I’m Robert Dashiell, and I live on Bainbridge Island, Washington.

As a citizen of this island, I want our public agencies to deliver sensible and necessary services at a cost effective rate.

That is not always happening now.

This blog is intended to get more Bainbridge citizens thinking about how our taxes and fees are being used, or in some cases, misused.

Bainbridge Island is a 27 square mile accumulation of glacial till, rocks, and hard clay that survived the landscape scouring of the last glacial ice age some 13,000 years ago and what used to be a primarily rural and quiet summer beach houses and bedroom community from the urban complexities of Seattle, Washington.

This island paradise used to be relatively rural and quiet, “not just like everywhere else.”  That is rapidly changing … being just 6.5 miles from Seattle by ferry, increasing density and economic development is eroding the quiet and peaceful life that once was. With these changes, there comes more government and institutions to maintain the services a growing City requires. Citizens pay taxes and fees for these civic requirements when the statements and bills arrive, and very few have the background, time, or desire to understand what really happens with their taxes and fees … are we getting good value, or is our money being used frivolously?

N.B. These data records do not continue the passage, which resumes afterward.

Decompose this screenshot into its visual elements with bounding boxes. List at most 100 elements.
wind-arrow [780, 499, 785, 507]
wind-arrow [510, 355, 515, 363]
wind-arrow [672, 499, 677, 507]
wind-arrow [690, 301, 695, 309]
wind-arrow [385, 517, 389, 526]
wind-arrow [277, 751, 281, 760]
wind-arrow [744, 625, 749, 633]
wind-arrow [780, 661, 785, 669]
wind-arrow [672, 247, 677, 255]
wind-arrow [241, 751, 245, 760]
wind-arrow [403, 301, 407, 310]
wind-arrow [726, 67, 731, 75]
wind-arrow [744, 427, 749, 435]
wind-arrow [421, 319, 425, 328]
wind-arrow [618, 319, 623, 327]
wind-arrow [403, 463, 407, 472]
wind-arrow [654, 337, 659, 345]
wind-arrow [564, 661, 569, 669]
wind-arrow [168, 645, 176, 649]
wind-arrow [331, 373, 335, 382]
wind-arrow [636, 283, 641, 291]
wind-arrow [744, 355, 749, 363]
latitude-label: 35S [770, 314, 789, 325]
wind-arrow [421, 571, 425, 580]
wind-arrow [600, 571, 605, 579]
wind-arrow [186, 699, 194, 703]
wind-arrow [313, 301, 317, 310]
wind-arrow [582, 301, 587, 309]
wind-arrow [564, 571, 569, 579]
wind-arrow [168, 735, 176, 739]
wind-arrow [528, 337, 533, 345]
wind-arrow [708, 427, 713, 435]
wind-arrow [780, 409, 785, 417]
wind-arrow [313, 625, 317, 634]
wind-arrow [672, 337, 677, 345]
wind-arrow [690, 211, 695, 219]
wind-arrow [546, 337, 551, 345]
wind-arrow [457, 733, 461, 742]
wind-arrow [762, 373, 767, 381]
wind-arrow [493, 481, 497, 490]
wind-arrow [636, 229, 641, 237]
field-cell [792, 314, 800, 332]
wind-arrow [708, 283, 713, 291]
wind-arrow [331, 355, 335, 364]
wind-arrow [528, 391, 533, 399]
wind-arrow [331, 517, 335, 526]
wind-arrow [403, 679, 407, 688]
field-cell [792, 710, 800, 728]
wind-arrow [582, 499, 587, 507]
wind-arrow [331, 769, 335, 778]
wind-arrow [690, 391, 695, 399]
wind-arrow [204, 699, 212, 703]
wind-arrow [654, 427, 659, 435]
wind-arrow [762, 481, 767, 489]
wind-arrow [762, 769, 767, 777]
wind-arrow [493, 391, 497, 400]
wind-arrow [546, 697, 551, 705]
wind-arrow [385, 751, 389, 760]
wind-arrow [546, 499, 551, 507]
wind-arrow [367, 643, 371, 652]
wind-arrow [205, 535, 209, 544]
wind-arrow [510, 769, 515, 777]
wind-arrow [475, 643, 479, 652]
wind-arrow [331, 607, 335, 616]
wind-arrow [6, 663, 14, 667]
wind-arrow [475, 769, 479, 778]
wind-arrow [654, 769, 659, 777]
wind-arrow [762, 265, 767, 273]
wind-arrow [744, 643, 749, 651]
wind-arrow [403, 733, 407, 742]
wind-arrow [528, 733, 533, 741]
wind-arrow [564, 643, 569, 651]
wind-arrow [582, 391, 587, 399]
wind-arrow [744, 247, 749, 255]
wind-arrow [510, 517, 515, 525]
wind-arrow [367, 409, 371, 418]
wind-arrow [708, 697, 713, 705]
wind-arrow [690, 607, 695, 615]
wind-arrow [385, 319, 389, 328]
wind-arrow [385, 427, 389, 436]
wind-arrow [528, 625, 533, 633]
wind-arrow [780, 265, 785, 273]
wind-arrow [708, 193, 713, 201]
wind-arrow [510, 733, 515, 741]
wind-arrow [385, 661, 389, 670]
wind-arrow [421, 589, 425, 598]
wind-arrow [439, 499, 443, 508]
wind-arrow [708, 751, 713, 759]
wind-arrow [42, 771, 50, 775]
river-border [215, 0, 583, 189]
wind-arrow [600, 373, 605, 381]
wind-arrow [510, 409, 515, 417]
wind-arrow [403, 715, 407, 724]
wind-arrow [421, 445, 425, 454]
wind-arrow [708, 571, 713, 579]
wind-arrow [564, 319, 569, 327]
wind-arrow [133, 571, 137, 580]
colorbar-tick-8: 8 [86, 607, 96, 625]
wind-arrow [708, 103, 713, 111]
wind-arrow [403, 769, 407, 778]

There is a largely untold side to the public press releases, campaign claims, and use of public monies on Bainbridge Island (ditto everywhere else, but I live here). I enjoy researching and exposing what isn’t said in those carefully crafted public engagement press releases, campaign claims, and decisions and policies that managers and elected or appointed officials would prefer not to be made public.

The intent of this blog is to make the public entities on Bainbridge Island better by being more forthright, honest, non-deceptive, transparent, and efficient. Exposing the general citizenry to “the other half of the story”  is the intent of these research efforts, including some big issues, but many relatively minor.

Why bother small, detail issues? The time tested saying “fix the small things, and the big ones will tend to fix themselves” is the foundation for the small details approach.

Disclaimer: All postings and opinions are those of Robert Dashiell.  Ditto typos.